Building a Second Generation Machine Learning Platform Using Snowpark

Endeavor: Data Blog
10 min readJul 24, 2023

By Ilya Galperin

Machine Learning at Endeavor

Behind the best events, you’ll often find a group of folks laser-focused on making a remarkable, lasting impression on attendees. When a fan streams a UFC card, catches the world’s top bull riders at a Professional Bull Riders tour, or bids on a classic car at Barrett-Jackson, their experience is powered by a likewise passionate team at Endeavor.

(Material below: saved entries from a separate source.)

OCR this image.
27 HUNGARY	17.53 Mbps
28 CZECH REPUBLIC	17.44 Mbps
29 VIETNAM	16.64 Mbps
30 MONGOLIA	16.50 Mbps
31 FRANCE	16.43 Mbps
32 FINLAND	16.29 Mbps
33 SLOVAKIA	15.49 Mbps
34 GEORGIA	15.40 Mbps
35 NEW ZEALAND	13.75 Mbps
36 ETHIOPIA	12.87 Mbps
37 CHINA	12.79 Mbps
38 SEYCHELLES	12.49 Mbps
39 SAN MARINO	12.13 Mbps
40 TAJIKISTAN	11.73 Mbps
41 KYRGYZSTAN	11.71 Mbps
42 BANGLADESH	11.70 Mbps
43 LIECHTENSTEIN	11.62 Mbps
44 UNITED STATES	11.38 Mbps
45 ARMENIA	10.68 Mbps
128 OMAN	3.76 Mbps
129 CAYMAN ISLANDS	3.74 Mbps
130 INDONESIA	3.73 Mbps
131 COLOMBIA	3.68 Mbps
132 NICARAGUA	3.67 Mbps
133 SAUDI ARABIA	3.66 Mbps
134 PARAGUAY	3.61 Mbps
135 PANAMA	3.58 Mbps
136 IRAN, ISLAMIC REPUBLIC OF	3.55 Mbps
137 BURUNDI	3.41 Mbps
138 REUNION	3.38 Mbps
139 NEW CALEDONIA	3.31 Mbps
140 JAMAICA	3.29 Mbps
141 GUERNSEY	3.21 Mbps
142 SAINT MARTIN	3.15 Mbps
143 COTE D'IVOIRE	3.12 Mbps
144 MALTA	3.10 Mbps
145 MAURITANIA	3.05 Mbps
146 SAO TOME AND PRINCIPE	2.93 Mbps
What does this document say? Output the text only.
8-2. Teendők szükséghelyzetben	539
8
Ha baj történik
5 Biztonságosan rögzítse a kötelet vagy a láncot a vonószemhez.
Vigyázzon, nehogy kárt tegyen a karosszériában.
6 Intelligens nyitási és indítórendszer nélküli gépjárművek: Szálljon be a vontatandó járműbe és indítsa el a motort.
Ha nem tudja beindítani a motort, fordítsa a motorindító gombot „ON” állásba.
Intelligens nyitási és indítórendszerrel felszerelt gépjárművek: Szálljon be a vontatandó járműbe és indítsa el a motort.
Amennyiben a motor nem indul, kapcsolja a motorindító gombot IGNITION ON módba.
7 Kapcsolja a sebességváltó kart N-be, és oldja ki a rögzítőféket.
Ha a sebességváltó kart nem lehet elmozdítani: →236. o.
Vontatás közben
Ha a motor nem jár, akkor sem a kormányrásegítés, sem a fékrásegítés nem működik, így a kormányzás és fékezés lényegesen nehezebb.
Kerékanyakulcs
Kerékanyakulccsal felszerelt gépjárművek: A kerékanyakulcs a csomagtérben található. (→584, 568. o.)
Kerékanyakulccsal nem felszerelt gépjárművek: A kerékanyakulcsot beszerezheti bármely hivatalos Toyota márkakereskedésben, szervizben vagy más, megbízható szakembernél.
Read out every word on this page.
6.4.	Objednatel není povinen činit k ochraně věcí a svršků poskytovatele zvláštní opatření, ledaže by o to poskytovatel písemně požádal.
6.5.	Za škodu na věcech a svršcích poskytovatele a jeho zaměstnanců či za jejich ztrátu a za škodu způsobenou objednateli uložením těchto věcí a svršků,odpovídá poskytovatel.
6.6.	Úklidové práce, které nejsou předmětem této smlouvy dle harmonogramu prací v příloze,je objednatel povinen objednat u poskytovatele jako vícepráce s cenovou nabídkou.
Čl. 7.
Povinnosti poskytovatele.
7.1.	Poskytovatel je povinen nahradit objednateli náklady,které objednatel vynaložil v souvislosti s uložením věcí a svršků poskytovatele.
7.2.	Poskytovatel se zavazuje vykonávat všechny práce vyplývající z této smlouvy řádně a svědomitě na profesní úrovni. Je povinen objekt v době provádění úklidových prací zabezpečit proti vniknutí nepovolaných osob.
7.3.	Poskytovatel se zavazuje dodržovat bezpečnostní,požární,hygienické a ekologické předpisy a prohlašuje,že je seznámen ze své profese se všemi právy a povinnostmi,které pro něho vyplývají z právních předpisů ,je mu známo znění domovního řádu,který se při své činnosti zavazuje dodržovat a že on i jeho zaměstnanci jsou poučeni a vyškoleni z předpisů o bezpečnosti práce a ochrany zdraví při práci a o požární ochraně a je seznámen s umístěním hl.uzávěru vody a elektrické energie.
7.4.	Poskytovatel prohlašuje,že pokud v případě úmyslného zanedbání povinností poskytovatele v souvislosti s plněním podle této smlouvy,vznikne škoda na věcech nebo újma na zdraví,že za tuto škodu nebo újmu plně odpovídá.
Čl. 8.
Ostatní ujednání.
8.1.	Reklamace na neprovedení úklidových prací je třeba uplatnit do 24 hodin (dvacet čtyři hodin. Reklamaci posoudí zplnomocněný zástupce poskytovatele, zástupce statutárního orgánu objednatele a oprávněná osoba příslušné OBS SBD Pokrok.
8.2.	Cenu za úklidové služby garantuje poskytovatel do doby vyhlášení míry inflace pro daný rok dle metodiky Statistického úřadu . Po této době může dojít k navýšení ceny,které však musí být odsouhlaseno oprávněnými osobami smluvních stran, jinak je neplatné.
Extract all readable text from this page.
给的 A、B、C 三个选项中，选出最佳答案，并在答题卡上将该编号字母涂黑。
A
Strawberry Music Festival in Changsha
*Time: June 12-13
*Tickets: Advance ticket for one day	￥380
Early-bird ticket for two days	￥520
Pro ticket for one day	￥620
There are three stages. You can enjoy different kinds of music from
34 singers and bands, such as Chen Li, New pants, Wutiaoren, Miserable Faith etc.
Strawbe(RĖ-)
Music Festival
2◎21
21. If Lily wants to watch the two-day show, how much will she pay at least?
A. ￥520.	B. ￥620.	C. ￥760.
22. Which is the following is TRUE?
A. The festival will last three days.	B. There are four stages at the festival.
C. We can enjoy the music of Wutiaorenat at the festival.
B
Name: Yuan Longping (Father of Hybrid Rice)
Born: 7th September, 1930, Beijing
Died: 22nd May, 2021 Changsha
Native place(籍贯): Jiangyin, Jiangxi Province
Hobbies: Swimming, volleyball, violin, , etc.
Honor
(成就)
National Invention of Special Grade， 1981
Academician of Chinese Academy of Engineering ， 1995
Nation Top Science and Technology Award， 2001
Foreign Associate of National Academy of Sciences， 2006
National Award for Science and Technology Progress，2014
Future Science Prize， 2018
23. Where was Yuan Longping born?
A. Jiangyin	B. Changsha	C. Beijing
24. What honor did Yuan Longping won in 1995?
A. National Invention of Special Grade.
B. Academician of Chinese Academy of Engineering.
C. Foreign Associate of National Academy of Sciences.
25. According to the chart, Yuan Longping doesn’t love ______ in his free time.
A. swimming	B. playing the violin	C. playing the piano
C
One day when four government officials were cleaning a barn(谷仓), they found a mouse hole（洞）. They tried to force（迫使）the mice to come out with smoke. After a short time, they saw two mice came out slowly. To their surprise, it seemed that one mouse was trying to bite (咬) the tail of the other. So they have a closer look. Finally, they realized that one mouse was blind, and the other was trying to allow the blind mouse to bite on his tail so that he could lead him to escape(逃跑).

In the data science and engineering group, we champion this ethos by helping build highly personalized experiences and applications for fans across a wide range of Endeavor businesses through the power of data. Machine learning (ML) models play a critical role in our approach. They allow us to make predictions based on patterns within datasets, leading to valuable insights about our customers and highly informed decisions on the best ways to serve them.

Data scientists at Endeavor frequently build new ML models and tune existing ones in service of this goal. Running these models requires significant computational power and technical expertise. To meet these challenges and power our machine learning platform, we have adopted Snowpark, the set of libraries and runtimes that enable users to deploy models directly in Snowflake with ease and highly scalable processing capacity.

Guiding Principles

Before getting into the specifics of Snowpark, it’s helpful to take a look at the homegrown ML platform we have been using thus far, including the product objectives it aimed to fulfill, and any gaps we might want to address.

Prior to adopting Snowpark, machine learning models were deployed as purpose-built containers orchestrated with Kubernetes. Many models had their own sets of dependencies and a good amount of custom code for loading, handling, and eventually saving data back into Snowflake. Getting a model running on our infrastructure required continuous collaboration between a data engineer and data scientist, with the former responsible for deployment and the latter for maintaining core model logic.

While the flexibility inherent to this architecture was a big plus, we found that taking a model to production or iterating on an existing model took days, and sometimes weeks, longer than we would have liked.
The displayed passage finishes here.